The same character, year on year; I’ve questioned how new this might be, I’m sure I’m not the first to come up with it. But, after the success of one particular, comic character, I’ve reintroduced him with a slight twist on his name and who he is to the story each year. He now appears year after year and is played by the same actor - the audience loves him, and he still manages to bring something new each year too.
A sword fight to a Sci-Fi instrumental; Yes, you read that right. One year, we had a wonderful professional actor, clown, stilt-walker, and sword-fighter (amongst other things) come and choreograph an actual on-stage sword fight to music for two of our actors. Phenomenal and impressive? Very. Did they also smash it? Yes. More reminiscent of a dramatic show like a West End Musical? Perhaps, but it went down a storm and added something pretty different to the norm.
‘Random’ moments; and before you ask, no I’ve not regressed to the early 2000s circa the #ThatsSoRandom era, but I have found over the course of the shows that our audience just loves weird. Unhinged? Great. A ‘you had to be there, and even then it didn’t make any sense’ moment? Even better. An example from a previous show? The Queen, the Archbishop of Canterbury and the royal guard doing the can can as it, obviously, got faster and faster. Fab.
🤝Something borrowed
Like most great art, panto inspiration comes in many forms - and one of those forms is borrowing things from other productions. In fact, there are whole books of slapstick scenes and other such fun panto must-haves from over the years designed to be shared and used by scriptwriters and directors.

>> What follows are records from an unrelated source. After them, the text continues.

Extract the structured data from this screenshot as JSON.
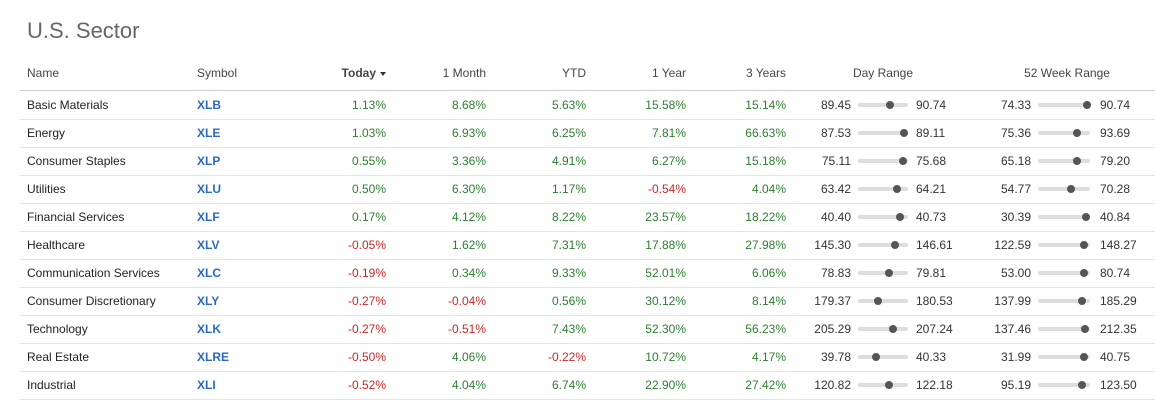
{
  "header": {
    "title": "U.S. Sector"
  },
  "table": {
    "columns": [
      "Name",
      "Symbol",
      "Today",
      "1 Month",
      "YTD",
      "1 Year",
      "3 Years",
      "Day Range",
      "52 Week Range"
    ],
    "sorted_column": 2,
    "rows": [
      {
        "name": "Basic Materials",
        "symbol": "XLB",
        "today": "1.13%",
        "one_month": "8.68%",
        "ytd": "5.63%",
        "one_year": "15.58%",
        "three_years": "15.14%",
        "day_range": {
          "low": "89.45",
          "high": "90.74",
          "current": 90.28
        },
        "week52_range": {
          "low": "74.33",
          "high": "90.74",
          "current": 89.76
        }
      },
      {
        "name": "Energy",
        "symbol": "XLE",
        "today": "1.03%",
        "one_month": "6.93%",
        "ytd": "6.25%",
        "one_year": "7.81%",
        "three_years": "66.63%",
        "day_range": {
          "low": "87.53",
          "high": "89.11",
          "current": 88.98
        },
        "week52_range": {
          "low": "75.36",
          "high": "93.69",
          "current": 89.11
        }
      },
      {
        "name": "Consumer Staples",
        "symbol": "XLP",
        "today": "0.55%",
        "one_month": "3.36%",
        "ytd": "4.91%",
        "one_year": "6.27%",
        "three_years": "15.18%",
        "day_range": {
          "low": "75.11",
          "high": "75.68",
          "current": 75.62
        },
        "week52_range": {
          "low": "65.18",
          "high": "79.20",
          "current": 75.7
        }
      },
      {
        "name": "Utilities",
        "symbol": "XLU",
        "today": "0.50%",
        "one_month": "6.30%",
        "ytd": "1.17%",
        "one_year": "-0.54%",
        "three_years": "4.04%",
        "day_range": {
          "low": "63.42",
          "high": "64.21",
          "current": 64.04
        },
        "week52_range": {
          "low": "54.77",
          "high": "70.28",
          "current": 64.54
        }
      },
      {
        "name": "Financial Services",
        "symbol": "XLF",
        "today": "0.17%",
        "one_month": "4.12%",
        "ytd": "8.22%",
        "one_year": "23.57%",
        "three_years": "18.22%",
        "day_range": {
          "low": "40.40",
          "high": "40.73",
          "current": 40.68
        },
        "week52_range": {
          "low": "30.39",
          "high": "40.84",
          "current": 40.0
        }
      },
      {
        "name": "Healthcare",
        "symbol": "XLV",
        "today": "-0.05%",
        "one_month": "1.62%",
        "ytd": "7.31%",
        "one_year": "17.88%",
        "three_years": "27.98%",
        "day_range": {
          "low": "145.30",
          "high": "146.61",
          "current": 146.27
        },
        "week52_range": {
          "low": "122.59",
          "high": "148.27",
          "current": 145.19
        }
      },
      {
        "name": "Communication Services",
        "symbol": "XLC",
        "today": "-0.19%",
        "one_month": "0.34%",
        "ytd": "9.33%",
        "one_year": "52.01%",
        "three_years": "6.06%",
        "day_range": {
          "low": "78.83",
          "high": "79.81",
          "current": 79.44
        },
        "week52_range": {
          "low": "53.00",
          "high": "80.74",
          "current": 77.41
        }
      },
      {
        "name": "Consumer Discretionary",
        "symbol": "XLY",
        "today": "-0.27%",
        "one_month": "-0.04%",
        "ytd": "0.56%",
        "one_year": "30.12%",
        "three_years": "8.14%",
        "day_range": {
          "low": "179.37",
          "high": "180.53",
          "current": 179.83
        },
        "week52_range": {
          "low": "137.99",
          "high": "185.29",
          "current": 178.2
        }
      },
      {
        "name": "Technology",
        "symbol": "XLK",
        "today": "-0.27%",
        "one_month": "-0.51%",
        "ytd": "7.43%",
        "one_year": "52.30%",
        "three_years": "56.23%",
        "day_range": {
          "low": "205.29",
          "high": "207.24",
          "current": 206.66
        },
        "week52_range": {
          "low": "137.46",
          "high": "212.35",
          "current": 204.86
        }
      },
      {
        "name": "Real Estate",
        "symbol": "XLRE",
        "today": "-0.50%",
        "one_month": "4.06%",
        "ytd": "-0.22%",
        "one_year": "10.72%",
        "three_years": "4.17%",
        "day_range": {
          "low": "39.78",
          "high": "40.33",
          "current": 39.98
        },
        "week52_range": {
          "low": "31.99",
          "high": "40.75",
          "current": 39.7
        }
      },
      {
        "name": "Industrial",
        "symbol": "XLI",
        "today": "-0.52%",
        "one_month": "4.04%",
        "ytd": "6.74%",
        "one_year": "22.90%",
        "three_years": "27.42%",
        "day_range": {
          "low": "120.82",
          "high": "122.18",
          "current": 121.66
        },
        "week52_range": {
          "low": "95.19",
          "high": "123.50",
          "current": 119.25
        }
      }
    ]
  }
}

Here are two examples I’ve seen in many of the shows I’ve been to over the years that I’ve also borrowed, too.
A ‘12 days of’ scene; a rewrite of the well-known and loved ‘12 days of Christmas’, the 12 days ‘panto versions’ are a little less refined - see the image beneath the disclaimer above. They’re packed to the brim with mess, the speed increases incrementally as the song goes on (cue extra hilarity) and, no matter how many times I see this run during rehearsals, it always goes beautifully wrong on show nights - as it should.
The Slop Scene; is the one we all know and love. The curtains open on a stage, often covered with tarpaulin and dotted with items like buckets, and sponges, and with a cleaning, decorating, or a kitchen theme. What time is it? Slop scene time. Usually set to music, with a bit of comic dialogue, this scene sees the comic actors covering each other in a variety of mess such as flour, water, silly string, and cream. Unsurprisingly there’s a long ‘in-front-of-curtains’ scene that follows this to allow time for clean-up.

🧞 Something blue
On a serious note, if there ain’t lots of colour, it ain’t a panto. We want colourful backdrops, props, costumes, and makeup. The bigger, and the bolder, the better. It’s a feast for your eyes. Like a bizarre cartoon coming to life.
On an un-serious note? It’s me. I was blue. For a week. And then my bathroom was very blue, as was my bed. So I never want to see the colour blue again.
That’s it! That’s the roundup of how a panto is like a wedding but is also akin to baking a Victoria sponge cake. So perhaps it’s like a Victoria sponge… at a wedding? Who knows. If you have any thoughts on this, drop them below! If you’re wondering if I need mental help? Shhh.